山海桜閣という温泉旅館に到着した伊丹達は、まず男性と女性に分かれた。しかしそれに納得しないのがアルベドだった。

 

「なぜ私が、アインズ様と別々なのよ!」

「いやいや…ここはさすがに…」

「そうだ。郷に入っては郷に従うという事だ」

「しかし……」

 

アルベドのウルウル目と離れたくないオーラがアインズの心にビンビンと響き始めた。

 

「まぁ、もしもなにかあったら…いつでも私達の所に尋ねてくればいいから…少しはガマンするんだぞ」

「…はい」

 

アインズがなんとか説得するが、それでも納得しない様子のアルベドだった。とりあえずさっそく温泉なので、それぞれ男湯と女湯に向かった。そして密かに防衛省の特戦群が、旅館の周りで監視をしている。

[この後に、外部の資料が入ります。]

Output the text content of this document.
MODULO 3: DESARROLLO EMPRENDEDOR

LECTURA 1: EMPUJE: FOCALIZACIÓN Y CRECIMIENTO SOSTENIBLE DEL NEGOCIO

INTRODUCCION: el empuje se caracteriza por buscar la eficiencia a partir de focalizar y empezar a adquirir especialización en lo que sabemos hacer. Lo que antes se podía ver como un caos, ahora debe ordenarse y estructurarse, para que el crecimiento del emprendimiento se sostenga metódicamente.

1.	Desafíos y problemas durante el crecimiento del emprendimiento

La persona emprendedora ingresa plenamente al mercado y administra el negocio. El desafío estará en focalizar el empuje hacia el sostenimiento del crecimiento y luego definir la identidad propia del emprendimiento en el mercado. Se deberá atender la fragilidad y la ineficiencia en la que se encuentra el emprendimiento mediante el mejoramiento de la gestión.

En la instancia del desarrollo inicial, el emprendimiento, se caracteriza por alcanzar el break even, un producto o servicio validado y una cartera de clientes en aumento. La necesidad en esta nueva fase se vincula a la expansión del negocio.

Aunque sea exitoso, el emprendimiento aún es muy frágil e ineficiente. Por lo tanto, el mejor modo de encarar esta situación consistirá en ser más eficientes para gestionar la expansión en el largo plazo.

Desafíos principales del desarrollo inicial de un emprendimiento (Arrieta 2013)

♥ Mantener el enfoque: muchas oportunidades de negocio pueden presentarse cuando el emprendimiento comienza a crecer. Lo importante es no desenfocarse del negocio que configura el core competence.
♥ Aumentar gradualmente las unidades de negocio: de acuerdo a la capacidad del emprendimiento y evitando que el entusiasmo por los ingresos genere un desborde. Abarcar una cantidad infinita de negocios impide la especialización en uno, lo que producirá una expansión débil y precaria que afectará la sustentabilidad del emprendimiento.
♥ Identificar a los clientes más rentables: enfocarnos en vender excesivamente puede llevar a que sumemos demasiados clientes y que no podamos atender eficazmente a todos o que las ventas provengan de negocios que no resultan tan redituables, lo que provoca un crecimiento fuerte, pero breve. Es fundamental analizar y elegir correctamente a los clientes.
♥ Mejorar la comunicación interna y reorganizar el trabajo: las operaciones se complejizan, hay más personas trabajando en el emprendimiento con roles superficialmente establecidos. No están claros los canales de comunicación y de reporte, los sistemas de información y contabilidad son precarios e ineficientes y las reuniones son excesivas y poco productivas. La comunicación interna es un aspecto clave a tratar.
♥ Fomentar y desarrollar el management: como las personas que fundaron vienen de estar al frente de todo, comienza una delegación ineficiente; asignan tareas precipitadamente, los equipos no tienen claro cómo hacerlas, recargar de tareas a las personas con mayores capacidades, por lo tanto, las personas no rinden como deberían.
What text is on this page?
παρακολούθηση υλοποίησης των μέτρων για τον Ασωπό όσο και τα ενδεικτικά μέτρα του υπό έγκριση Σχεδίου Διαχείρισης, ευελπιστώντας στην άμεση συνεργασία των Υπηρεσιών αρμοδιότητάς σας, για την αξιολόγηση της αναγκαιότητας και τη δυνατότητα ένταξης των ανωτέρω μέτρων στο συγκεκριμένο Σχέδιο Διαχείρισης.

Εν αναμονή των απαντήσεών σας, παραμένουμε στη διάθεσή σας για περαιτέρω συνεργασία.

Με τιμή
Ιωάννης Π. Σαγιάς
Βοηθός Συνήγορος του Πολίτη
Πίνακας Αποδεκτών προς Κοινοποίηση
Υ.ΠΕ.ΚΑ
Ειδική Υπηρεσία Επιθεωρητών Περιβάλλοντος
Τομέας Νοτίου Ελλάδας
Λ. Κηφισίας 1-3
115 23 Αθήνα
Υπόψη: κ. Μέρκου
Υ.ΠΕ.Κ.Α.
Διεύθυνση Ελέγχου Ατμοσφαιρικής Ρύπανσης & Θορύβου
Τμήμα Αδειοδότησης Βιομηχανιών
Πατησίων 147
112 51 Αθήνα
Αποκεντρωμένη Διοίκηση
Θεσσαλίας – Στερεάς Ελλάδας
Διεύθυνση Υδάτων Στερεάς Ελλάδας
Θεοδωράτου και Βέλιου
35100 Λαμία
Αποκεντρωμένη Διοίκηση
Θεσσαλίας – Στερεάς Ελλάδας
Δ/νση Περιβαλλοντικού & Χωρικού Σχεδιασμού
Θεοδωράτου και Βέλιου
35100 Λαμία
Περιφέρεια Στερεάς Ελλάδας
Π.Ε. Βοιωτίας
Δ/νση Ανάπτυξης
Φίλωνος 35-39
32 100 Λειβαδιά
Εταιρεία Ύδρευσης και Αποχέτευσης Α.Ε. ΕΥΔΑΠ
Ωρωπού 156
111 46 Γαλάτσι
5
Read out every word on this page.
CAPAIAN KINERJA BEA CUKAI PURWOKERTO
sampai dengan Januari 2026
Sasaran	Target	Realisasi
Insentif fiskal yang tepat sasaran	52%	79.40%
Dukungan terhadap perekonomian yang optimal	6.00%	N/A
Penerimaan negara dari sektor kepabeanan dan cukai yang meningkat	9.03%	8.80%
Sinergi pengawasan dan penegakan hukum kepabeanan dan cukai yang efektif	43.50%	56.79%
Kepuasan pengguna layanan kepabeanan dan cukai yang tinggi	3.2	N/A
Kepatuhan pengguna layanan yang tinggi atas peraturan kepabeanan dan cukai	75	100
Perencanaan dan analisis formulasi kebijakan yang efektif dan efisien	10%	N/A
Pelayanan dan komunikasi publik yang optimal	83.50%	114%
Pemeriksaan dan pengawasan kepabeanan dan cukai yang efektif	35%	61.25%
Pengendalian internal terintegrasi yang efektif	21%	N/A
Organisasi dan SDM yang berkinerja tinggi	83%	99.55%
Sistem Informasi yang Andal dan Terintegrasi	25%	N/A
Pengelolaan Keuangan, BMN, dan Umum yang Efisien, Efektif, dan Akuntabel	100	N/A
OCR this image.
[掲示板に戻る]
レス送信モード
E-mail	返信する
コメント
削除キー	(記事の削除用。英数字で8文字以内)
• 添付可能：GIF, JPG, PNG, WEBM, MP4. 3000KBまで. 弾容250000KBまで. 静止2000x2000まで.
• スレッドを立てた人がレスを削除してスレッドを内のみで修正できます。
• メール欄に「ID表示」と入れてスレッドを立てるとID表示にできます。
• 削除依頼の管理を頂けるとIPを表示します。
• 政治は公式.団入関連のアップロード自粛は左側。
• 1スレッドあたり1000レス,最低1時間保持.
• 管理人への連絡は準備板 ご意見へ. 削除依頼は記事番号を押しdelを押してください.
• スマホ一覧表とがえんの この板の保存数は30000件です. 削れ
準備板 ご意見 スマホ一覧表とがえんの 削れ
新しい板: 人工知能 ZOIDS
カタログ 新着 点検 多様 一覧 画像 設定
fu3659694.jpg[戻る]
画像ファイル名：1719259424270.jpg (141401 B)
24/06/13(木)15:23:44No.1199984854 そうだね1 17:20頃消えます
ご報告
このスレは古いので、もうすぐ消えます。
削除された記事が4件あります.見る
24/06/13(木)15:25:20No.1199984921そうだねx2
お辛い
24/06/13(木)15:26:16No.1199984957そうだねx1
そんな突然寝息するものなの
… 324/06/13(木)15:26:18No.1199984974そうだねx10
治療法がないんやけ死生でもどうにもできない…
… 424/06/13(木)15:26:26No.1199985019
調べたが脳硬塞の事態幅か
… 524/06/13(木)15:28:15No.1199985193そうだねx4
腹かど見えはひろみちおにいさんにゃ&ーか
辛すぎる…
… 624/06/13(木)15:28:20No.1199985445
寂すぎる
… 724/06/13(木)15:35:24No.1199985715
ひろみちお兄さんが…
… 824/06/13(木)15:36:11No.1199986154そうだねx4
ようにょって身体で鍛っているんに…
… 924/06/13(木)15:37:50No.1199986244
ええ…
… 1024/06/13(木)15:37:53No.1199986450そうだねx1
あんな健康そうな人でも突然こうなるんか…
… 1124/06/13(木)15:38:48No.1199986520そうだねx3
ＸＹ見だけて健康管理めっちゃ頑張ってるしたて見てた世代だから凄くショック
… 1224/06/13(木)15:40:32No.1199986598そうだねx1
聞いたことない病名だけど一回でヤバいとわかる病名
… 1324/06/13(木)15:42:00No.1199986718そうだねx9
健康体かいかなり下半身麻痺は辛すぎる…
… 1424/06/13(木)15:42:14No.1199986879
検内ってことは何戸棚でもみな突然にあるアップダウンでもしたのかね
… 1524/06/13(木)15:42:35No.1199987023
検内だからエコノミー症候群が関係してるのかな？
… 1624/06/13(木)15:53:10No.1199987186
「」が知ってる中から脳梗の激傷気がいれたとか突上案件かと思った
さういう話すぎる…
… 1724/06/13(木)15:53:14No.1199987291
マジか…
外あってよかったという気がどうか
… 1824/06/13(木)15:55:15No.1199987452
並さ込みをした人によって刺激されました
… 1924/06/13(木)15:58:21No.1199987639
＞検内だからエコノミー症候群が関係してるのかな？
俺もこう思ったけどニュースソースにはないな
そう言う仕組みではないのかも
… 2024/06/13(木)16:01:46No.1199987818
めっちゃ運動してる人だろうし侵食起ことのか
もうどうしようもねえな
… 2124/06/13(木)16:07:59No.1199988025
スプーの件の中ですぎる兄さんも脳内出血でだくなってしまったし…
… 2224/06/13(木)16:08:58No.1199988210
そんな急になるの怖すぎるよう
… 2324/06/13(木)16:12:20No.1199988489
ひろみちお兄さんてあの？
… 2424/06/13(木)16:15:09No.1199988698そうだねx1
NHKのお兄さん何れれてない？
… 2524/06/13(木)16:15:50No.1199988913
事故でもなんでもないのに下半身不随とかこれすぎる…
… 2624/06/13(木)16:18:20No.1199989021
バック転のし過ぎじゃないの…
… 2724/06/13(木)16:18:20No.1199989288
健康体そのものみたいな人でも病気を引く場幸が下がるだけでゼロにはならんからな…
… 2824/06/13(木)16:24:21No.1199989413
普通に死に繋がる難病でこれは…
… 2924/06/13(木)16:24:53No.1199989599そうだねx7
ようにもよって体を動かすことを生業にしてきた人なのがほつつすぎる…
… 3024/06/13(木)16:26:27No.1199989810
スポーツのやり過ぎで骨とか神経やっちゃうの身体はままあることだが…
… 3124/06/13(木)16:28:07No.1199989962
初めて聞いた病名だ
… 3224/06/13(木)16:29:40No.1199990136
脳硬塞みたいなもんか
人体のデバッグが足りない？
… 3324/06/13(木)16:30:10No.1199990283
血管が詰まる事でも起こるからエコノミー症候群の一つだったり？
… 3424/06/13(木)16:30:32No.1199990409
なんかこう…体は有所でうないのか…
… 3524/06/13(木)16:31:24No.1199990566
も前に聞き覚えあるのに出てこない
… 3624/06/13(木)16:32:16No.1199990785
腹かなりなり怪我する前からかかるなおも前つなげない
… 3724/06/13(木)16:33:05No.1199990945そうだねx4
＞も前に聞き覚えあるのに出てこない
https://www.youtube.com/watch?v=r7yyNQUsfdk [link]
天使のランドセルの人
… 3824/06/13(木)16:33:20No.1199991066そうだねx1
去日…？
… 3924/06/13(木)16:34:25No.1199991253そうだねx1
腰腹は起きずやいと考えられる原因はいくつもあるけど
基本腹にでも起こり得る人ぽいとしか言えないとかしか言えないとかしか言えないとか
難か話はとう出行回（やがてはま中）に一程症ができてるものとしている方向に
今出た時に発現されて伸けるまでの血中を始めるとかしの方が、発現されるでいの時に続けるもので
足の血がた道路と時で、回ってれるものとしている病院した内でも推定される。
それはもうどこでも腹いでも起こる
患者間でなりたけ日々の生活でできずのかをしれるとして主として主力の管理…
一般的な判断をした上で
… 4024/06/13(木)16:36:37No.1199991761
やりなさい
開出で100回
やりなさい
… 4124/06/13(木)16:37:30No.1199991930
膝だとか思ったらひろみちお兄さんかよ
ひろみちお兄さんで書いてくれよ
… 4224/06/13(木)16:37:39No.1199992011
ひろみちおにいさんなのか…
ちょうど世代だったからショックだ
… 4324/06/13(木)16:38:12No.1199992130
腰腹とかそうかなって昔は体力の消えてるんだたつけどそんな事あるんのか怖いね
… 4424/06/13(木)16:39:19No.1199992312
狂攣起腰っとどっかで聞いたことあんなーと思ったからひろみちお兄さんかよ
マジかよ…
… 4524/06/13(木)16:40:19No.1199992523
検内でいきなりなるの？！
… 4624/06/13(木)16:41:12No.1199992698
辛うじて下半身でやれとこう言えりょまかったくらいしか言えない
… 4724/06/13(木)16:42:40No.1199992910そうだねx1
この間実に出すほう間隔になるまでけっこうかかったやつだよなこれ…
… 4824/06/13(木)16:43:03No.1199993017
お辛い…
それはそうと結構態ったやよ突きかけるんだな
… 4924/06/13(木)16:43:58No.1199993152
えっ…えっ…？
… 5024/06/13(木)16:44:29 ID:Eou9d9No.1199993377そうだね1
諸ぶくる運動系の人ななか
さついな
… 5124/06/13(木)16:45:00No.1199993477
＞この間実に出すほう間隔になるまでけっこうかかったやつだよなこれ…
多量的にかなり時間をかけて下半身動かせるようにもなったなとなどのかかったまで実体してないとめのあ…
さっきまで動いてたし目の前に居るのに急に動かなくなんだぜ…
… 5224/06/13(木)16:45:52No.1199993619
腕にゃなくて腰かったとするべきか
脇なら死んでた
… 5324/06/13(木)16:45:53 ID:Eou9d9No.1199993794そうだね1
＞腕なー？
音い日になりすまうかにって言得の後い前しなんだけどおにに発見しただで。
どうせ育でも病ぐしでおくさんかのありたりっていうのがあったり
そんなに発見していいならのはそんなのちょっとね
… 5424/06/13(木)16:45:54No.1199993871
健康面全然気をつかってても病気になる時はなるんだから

脱衣所では女性陣が服を脱いでいると、ロゥリィとアルベドにナーベラルとアウラが、視線を感じたので窓から外をのぞいた。

 

「4人共、どうしたの?」

「視線を感じる…」

「ええっ?!」

「なっ!」

「まさか…隊長が!」

 

なぜか伊丹が一番疑われたが犯人は監視中の特戦群で、ロゥリィと目が合った事から一度この場から離れた。でもアルベドが窓から顔を出して辺りを見回す。

 

「私の体は、アインズ様だけの物…それは即ち万死に値する!」

「同意!」

 

同じ意見をするナーベラル。そんな様子をただアウラやレレイは見ているしかなかった。

 

「たしかに、勝手に覗きをされるのは本当に嫌だよね」

「でも、私は普通に村の井戸で水浴びしているけど、気にしなかったよ」

「そ…そうなんだ」

 

少しレレイのマイペース差と羞恥心の無さに引いたりする。

そしてアルベドとテュカ達が初めての露天風呂に驚いたり興味を持ったりした。

 

「これが…露天風呂!」

「泉がお湯になってる♪」

「こんなたくさんのお湯、どうやって?」

「まさか、こんな画期的な浴場が存在するとは!」

「殿下、ここは異世界です」

 

するとロゥリィとアウラが体に巻いたバスタオルを取って、そして2人が顔を合わせるとにやけた表情になり。そのまま湯船に入ろうとした瞬間。

 

「コラ!」

 

2人の後ろから栗林とナーベラルが抑えた。

 

「まずは、体を綺麗に洗ってから!」

「だそうですね」

 

仕方なく2人は一度体を洗うのだった。そして男湯では、久々の温泉に伊丹と富田もまったりと浸かっていた。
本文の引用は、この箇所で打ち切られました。